We learned that The Life and Adventures of Nicholas Nickleby was a response to a significant cut in the RSC's public funding. Odd as it may seem, with all of the cast already contracted to the company, it made sense to mount one of the most ambitious shows ever (eight hours, forty-five cast, an 800-plus page novel) as a way of balancing the books. We learned that one of the inspirations was co-director Trevor Nunn going to Russia and seeing Dickens adaptations being played in towns across the continent. And we learned that the other Dickens novel that Nunn and Caird considered carefully was Our Mutual Friend.
I first saw the show on a Saturday very early in its initial eight-week run. As I recall, although you could see it over two nights, for the immersion experience you started before lunch on a Saturday and stumbled out into the streets of WC2 just as last orders were being called. You time-travelled through the world of mid-Victorian Britain, visiting the grimmest of boarding schools, watching a shambolic touring production of Romeo and Juliet (which is where Smike's line comes from), seeing life at every level of society, experiencing love and loss and exploitation and cruelty and friendship and joy.
Although critical response was mixed (a reading of Michael Billington's original review was greeted with boos on Sunday evening) Bernard Levin in The Times famously described the production as 'a ceaselessly entertaining... dramatic triumph... we come out not merely delighted but strengthened, not just entertained but uplifted, not only affected but changed.' Which was just about spot-on.
One of the pleasures of the show (which I eventually saw three times) was that you felt that the characters became your friends (and your objects of enmity). Which was part of the reason why 'meeting' them again on Sunday, albeit that they were still on a stage, was so delightful. It's also why the DVD of the television version, produced by Richard Price Television Associates for Channel 4, is so precious. At the time, I remember that I was very sniffy about this.
How, I thought, could television capture even a fraction of what it was like to share Nicholas's adventures, to laugh with the Cheerables, to marvel at the Infant Phenomenon, to despise the naked capitalism of Ralph Nickleby (gloriosuly played by John Woodvine)? Thirty years on, I'm about to watch the whole thing again, and I'm more grateful than I can say for Channel 4's funding and producer Colin Callendar's initiative. Thank you - and thank you, too, RSC and everyone involved.
To give you a sense of the television version, here's a slightly random extract posted to Youtube (but if you watch it you have to promise to buy the DVD).
The South Bank Show made a special programme, Nickleby & Co, about the theatre event, and much of this is also posted on Youtube. Here's what seems to be the first part.
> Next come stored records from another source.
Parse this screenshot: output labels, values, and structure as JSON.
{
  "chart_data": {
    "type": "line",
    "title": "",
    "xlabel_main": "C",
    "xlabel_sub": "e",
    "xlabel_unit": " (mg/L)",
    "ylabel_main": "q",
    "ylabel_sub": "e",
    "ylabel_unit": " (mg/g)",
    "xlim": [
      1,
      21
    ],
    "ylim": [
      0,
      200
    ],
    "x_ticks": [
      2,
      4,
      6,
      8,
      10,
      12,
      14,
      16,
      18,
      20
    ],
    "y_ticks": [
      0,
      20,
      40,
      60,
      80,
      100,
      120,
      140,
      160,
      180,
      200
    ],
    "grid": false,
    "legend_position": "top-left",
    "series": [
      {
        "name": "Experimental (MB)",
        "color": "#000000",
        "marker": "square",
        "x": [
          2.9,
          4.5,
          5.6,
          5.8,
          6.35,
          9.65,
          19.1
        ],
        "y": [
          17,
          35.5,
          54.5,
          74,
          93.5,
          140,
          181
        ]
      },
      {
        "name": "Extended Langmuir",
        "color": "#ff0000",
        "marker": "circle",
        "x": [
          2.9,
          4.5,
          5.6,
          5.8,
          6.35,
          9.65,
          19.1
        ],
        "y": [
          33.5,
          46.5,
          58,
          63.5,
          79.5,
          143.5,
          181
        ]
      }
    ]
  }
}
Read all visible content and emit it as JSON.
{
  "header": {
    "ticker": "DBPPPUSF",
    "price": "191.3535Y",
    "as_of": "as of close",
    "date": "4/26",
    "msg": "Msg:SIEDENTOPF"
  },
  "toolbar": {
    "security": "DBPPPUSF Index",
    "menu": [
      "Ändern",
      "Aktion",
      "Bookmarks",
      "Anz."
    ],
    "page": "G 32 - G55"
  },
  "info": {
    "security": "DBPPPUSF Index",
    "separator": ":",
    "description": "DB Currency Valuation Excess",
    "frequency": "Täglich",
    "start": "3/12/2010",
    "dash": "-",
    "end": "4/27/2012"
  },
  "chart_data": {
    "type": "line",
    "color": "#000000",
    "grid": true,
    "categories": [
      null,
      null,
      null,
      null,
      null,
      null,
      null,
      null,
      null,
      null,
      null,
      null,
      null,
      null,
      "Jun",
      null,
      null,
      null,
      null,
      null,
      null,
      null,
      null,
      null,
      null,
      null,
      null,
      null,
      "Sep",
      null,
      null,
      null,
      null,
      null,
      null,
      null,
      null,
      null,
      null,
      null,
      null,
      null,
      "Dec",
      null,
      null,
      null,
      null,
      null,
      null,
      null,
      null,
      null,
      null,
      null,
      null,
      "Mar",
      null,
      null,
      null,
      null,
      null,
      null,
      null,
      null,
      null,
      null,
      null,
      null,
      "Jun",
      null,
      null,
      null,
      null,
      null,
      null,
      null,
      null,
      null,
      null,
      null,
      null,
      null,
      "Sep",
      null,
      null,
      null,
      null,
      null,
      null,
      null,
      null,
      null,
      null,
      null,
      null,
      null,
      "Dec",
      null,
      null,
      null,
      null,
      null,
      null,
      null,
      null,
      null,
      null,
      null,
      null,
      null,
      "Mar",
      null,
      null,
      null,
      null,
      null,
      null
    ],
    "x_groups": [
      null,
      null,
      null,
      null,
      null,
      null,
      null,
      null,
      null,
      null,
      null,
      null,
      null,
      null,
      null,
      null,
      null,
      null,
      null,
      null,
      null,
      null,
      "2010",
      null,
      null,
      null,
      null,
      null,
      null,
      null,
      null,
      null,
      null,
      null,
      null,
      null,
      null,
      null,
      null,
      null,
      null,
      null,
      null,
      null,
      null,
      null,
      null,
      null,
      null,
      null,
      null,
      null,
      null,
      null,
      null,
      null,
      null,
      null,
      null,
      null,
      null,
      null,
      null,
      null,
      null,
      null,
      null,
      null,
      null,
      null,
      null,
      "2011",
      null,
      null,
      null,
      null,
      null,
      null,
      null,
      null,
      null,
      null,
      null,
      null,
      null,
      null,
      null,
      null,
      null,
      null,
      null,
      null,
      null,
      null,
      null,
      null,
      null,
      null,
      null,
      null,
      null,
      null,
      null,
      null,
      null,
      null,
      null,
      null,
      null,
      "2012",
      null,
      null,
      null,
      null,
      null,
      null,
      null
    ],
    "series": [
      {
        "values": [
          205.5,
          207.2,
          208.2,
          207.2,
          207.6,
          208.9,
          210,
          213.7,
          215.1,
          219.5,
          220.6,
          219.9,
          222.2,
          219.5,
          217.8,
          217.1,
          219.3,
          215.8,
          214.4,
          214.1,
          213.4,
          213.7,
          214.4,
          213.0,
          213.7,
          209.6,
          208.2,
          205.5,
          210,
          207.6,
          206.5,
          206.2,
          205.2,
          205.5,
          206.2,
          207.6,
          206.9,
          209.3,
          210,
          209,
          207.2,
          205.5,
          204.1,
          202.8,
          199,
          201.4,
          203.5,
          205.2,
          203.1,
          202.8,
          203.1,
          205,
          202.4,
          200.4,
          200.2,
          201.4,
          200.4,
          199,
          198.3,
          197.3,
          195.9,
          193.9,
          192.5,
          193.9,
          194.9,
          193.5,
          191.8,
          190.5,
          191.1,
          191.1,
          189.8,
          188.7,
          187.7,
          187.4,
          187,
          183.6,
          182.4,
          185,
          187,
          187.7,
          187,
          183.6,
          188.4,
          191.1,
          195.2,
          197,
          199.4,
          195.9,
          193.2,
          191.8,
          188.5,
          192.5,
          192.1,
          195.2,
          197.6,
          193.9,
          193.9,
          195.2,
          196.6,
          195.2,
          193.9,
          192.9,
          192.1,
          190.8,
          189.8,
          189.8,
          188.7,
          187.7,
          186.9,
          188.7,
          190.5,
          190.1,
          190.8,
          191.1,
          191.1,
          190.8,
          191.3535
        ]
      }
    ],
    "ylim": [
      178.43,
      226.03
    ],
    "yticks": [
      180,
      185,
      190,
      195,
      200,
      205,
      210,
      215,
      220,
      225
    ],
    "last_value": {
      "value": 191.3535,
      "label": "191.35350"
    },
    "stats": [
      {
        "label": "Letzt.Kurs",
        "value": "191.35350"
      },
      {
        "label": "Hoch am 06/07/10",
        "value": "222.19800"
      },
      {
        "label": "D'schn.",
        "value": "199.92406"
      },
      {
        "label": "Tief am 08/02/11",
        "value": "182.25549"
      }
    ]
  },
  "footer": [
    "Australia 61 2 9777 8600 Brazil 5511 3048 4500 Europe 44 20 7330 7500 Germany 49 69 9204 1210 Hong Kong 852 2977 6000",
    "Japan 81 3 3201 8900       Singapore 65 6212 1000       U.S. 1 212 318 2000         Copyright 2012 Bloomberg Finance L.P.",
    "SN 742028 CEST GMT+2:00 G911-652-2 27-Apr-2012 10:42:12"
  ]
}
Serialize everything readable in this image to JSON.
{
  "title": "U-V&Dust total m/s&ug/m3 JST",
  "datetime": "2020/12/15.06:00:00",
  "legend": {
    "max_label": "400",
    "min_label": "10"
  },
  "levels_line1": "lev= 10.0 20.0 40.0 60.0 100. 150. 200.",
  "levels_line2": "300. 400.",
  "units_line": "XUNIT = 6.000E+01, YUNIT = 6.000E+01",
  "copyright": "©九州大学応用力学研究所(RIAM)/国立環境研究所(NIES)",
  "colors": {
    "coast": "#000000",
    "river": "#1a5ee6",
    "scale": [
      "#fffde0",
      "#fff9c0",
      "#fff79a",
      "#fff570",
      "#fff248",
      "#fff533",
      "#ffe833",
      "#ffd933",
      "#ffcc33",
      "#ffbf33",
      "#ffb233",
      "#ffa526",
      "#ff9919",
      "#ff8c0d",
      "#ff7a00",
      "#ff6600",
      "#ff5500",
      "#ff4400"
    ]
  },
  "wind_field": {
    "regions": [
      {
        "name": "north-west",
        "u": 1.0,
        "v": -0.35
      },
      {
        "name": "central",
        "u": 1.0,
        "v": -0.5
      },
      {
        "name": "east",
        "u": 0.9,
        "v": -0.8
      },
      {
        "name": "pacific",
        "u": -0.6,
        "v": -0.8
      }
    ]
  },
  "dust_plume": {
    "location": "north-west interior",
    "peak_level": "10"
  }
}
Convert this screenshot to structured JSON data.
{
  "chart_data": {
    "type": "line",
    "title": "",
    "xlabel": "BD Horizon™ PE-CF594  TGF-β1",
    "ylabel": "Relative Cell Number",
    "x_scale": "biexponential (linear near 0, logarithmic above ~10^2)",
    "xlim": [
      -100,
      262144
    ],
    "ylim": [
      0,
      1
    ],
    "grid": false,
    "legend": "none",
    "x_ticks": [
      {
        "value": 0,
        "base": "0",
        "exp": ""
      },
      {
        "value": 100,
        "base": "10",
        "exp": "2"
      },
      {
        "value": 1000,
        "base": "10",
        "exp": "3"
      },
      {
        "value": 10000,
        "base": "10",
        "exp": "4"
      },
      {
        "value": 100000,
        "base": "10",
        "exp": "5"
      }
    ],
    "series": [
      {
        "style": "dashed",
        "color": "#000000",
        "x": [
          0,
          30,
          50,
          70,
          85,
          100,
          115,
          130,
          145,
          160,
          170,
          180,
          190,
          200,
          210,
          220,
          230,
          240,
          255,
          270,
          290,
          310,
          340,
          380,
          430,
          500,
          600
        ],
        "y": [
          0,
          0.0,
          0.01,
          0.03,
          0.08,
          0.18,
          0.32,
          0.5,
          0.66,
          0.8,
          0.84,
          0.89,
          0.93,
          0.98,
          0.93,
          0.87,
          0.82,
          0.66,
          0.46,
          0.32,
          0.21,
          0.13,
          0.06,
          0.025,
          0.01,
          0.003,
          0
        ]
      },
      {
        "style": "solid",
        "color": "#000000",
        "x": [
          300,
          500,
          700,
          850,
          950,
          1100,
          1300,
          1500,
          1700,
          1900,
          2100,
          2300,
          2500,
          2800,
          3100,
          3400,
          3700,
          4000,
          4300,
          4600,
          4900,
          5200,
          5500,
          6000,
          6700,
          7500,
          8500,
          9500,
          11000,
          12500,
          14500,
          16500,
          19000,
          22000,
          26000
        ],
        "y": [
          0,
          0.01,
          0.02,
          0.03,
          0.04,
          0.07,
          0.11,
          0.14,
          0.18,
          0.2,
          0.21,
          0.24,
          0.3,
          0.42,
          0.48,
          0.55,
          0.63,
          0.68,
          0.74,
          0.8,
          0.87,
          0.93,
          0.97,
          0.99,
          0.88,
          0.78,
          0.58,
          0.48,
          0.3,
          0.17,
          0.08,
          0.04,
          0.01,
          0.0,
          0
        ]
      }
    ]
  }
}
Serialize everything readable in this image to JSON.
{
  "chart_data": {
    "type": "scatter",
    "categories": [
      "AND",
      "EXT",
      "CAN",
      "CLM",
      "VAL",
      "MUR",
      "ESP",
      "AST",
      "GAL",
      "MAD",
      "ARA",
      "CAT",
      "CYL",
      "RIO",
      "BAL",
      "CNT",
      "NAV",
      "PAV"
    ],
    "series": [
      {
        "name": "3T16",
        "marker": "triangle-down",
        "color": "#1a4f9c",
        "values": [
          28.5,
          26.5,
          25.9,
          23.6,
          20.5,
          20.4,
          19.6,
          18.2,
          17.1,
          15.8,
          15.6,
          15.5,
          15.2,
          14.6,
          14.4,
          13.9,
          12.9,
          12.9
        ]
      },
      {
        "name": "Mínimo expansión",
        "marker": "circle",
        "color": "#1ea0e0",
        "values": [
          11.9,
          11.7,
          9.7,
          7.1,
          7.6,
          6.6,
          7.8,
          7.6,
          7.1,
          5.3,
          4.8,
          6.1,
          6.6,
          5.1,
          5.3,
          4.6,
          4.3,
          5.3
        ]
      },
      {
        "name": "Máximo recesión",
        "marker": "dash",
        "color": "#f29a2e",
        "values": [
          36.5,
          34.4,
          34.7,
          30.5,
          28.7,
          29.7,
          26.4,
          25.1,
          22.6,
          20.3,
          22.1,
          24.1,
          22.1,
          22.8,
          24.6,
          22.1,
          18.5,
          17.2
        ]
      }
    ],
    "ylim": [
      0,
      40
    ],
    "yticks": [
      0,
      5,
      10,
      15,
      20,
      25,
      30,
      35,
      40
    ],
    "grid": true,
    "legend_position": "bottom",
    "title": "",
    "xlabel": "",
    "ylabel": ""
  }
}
PS. When 'Nick Nick' had become a huge hit, the theatre director and prankster Ken Campbell sent out a bunch of letters on faked stationery purporting to come from Trevor Nunn. Because of the show's success, 'Trev' explained that the company had decided to change its name to the Royal Dickens Company. Some of the letters went to directors offering them the chance to realise Martin Chuzzlewit, Great Expectations and the rest. And according to John Caird, at least one of his colleagues rang up the next day to accept!